L’UE menace de sanctionner les responsables de la répression au Burundi

ue-bururndiAprès avoir dénoncé ce lundi la situation politique au Burundi, l’union européenne a menacé de sanctions ciblées les responsables d’actes de violences et de répression ou ceux qui y entraveraient la recherche d’une solution politique.

L’impasse politique au Burundi, la dégradation de la situation sécuritaire et économique, comportent des effets graves pour la population et des risques pour la région toute entière, indiquent dans un communiqué les ministres des Affaires étrangères de l’UE, réunis à Luxembourg.

L’UE s’est dite déterminée à adopter, le cas échéant, des mesures restrictives ciblées à l’encontre de ceux dont l’action aurait conduit ou conduirait à des actes de violence et de répression, à de graves violations des droits de l’homme, et/ou entraverait la recherche d’une solution politique.

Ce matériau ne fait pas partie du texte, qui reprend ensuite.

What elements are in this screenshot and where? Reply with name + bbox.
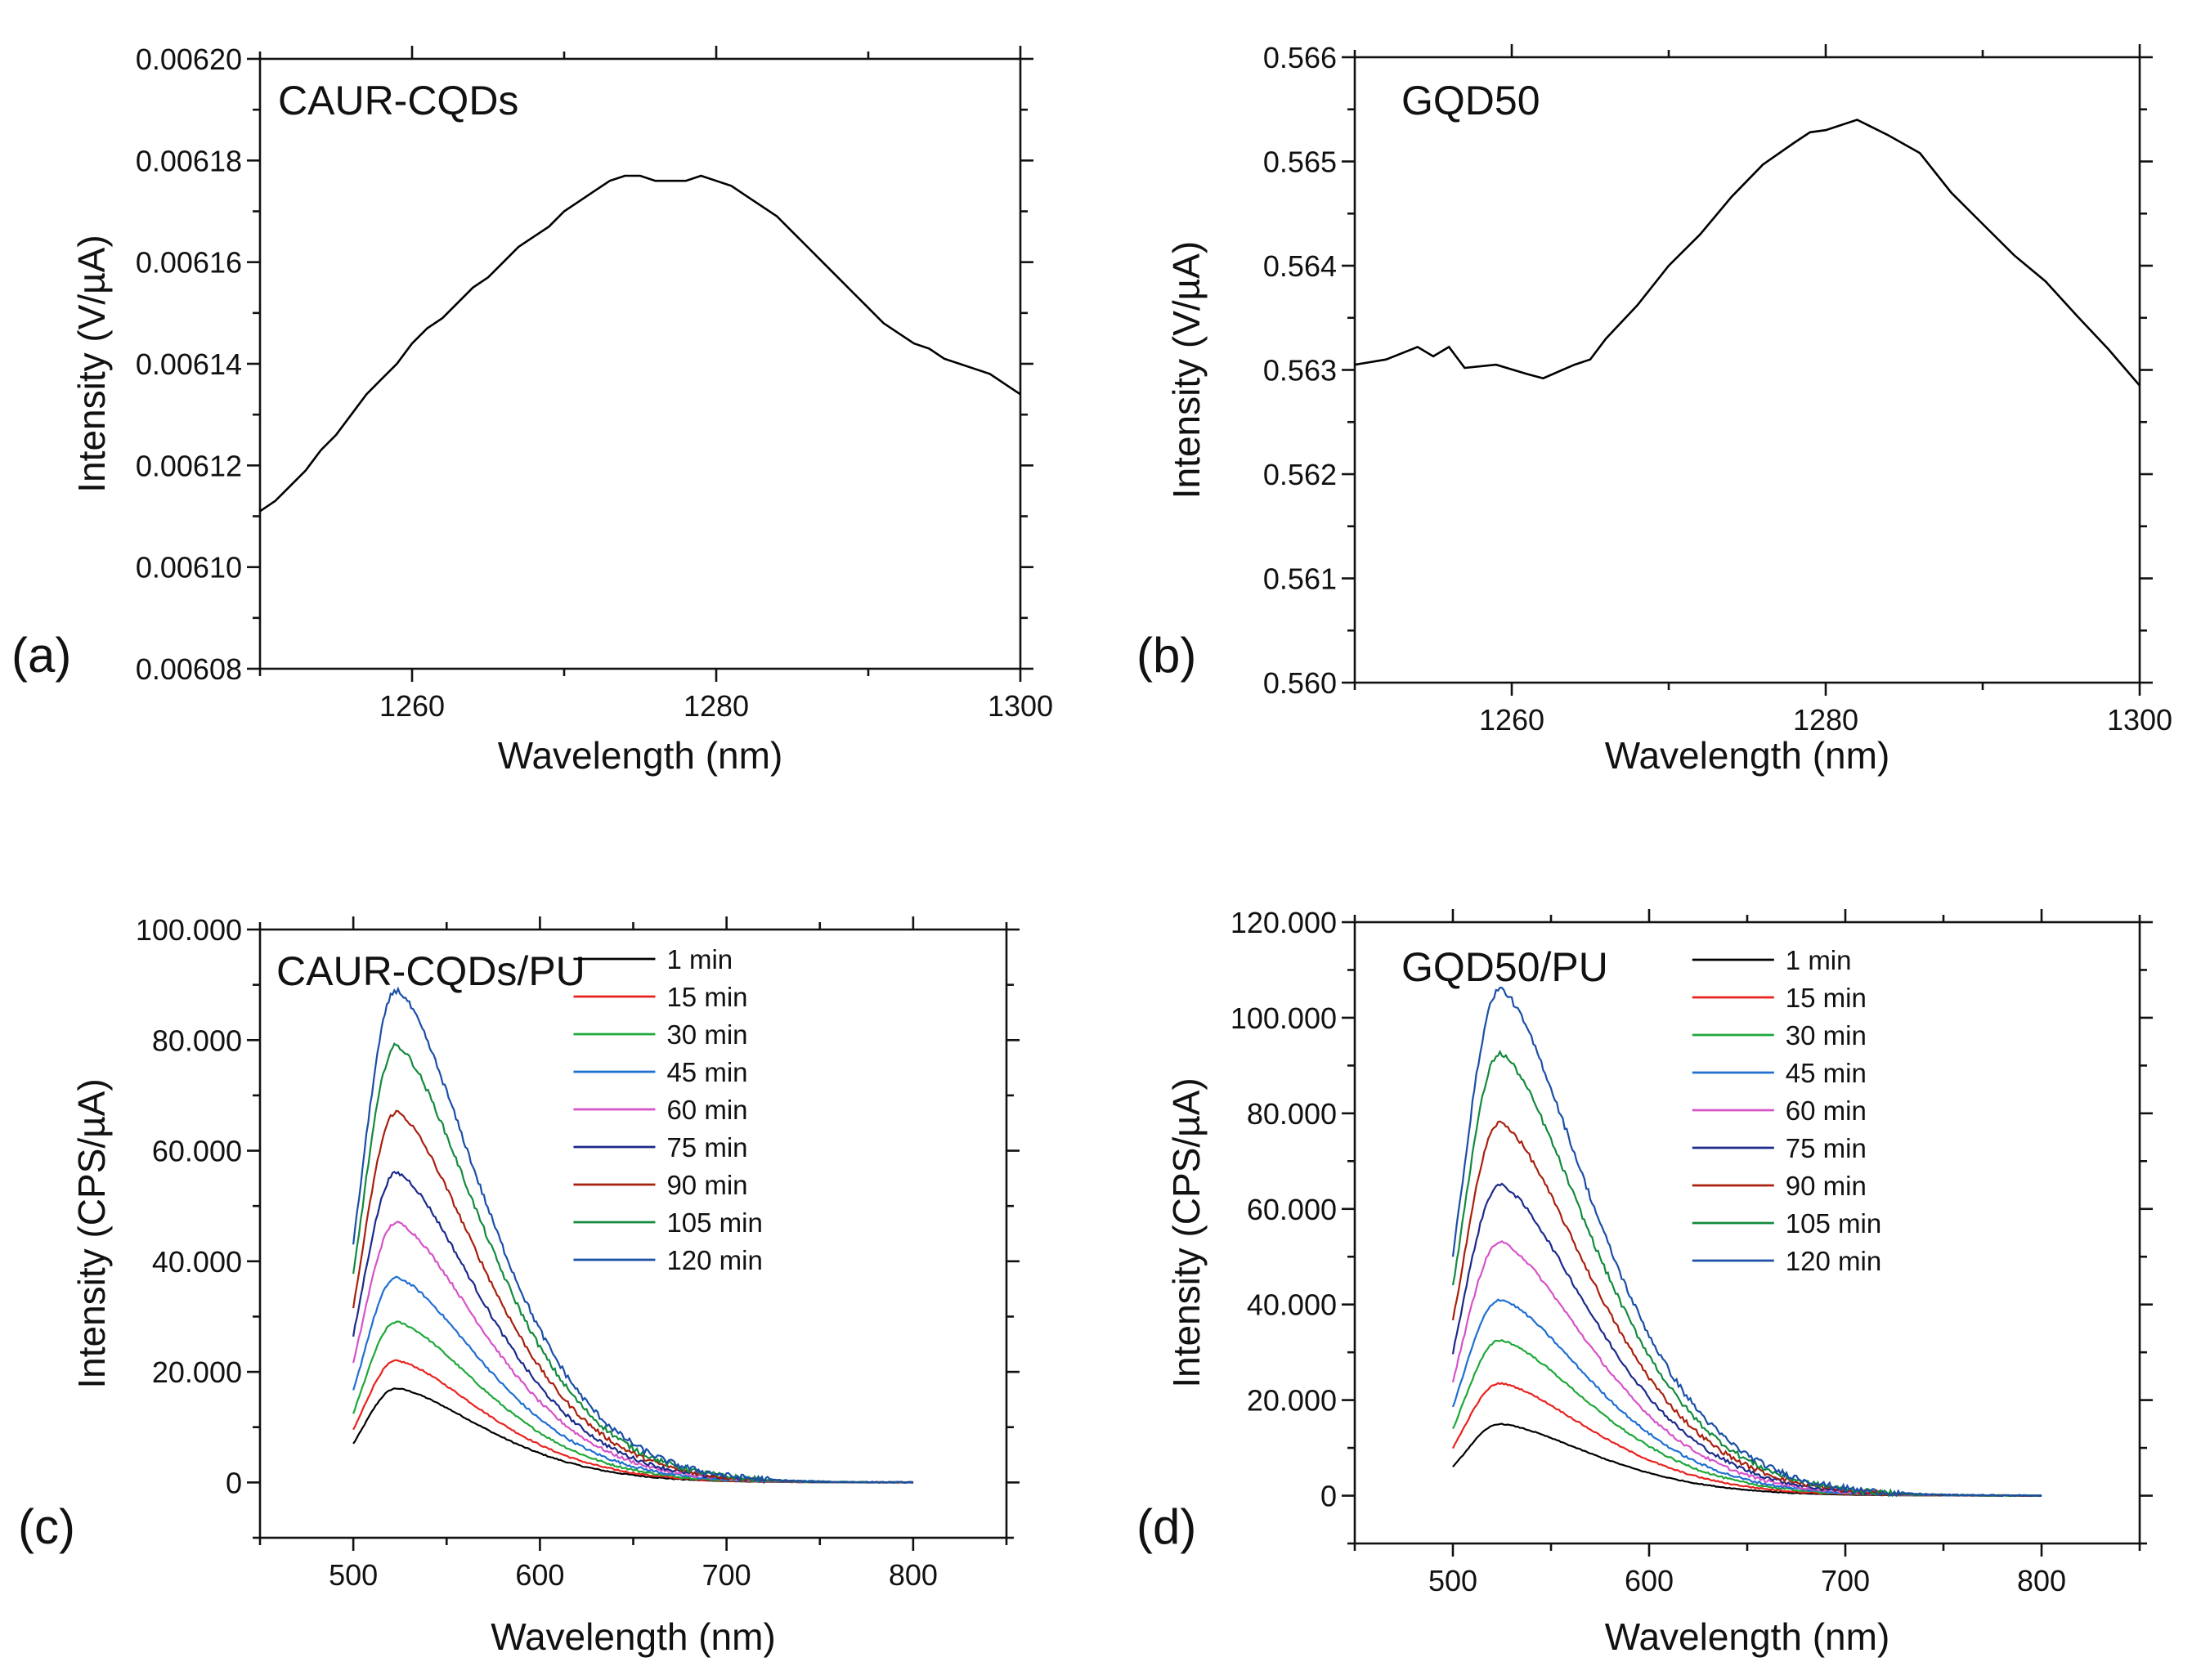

La chef de la diplomatie européenne, Federica Mogherini, a été chargée d’initier un travail préparatoire sur les sanctions pouvant être retenues contre des dirigeants Burundi.

L’UE exprime sa forte préoccupation quant au nombre de victimes et aux cas de violations graves des droits de l’homme depuis le début de la crise dans ce pays, notamment les abus attribués aux forces de sécurité et membres des Imbonerakure qualifiés par l’ONU de milices du parti au pouvoir, indiquent les ministres dans leurs conclusions.

Les diverses violences liées à la contestation ont fait au moins 70 morts, selon une organisation burundaise de défense des droits de l’homme.

One thought on “L’UE menace de sanctionner les responsables de la répression au Burundi

  1. J’ai honte d’avoir à reconnaître que nous avons été dirigés par un tel personnage. Dans un pays européen, l’élection d’un chef avait soulevé un tel tôlée que les journaux en ont conclu que finalement, « le peuple a les dirigeants qu’il mérite ».
    Je peux aujourd’hui m’inscrire en faux car les Burundais ont besoin de quelqu’un qui soit à la hauteur de ses fonctions. C’est loin d’être le cas avec le CNDD-FDD. La compétence s’évalue à la capacité de nuisance et les chefs s’entoure de la médiocrité notoire. Certains des généraux ont à peine le niveau de l’école primaire, promus à ce grade par les exploits dans l’élimination physique, se retrouvent conseillers du président.
    Le président qui passe ses journée soit à jouer au foot, soit à chanter avec sa chorale ou à travailler au champ sur des terrains domaniaux qu’il a fini par s’approprier. Une grande partie passé à distribuer du riz par-ci, du sucre par-là, prétendant offrir à la population quelque chose qui lui appartiendrait alors que c’est l’argent du contribuable.
    La liste serait très longue. Un populisme qu’il a passé dix ans à cultiver dans l’espoir de modifier la constitution pour se perpétuer à la tête du pays.
    Mal lui en a pris mais à voir son entêtement, le pire au Burundi est à craindre.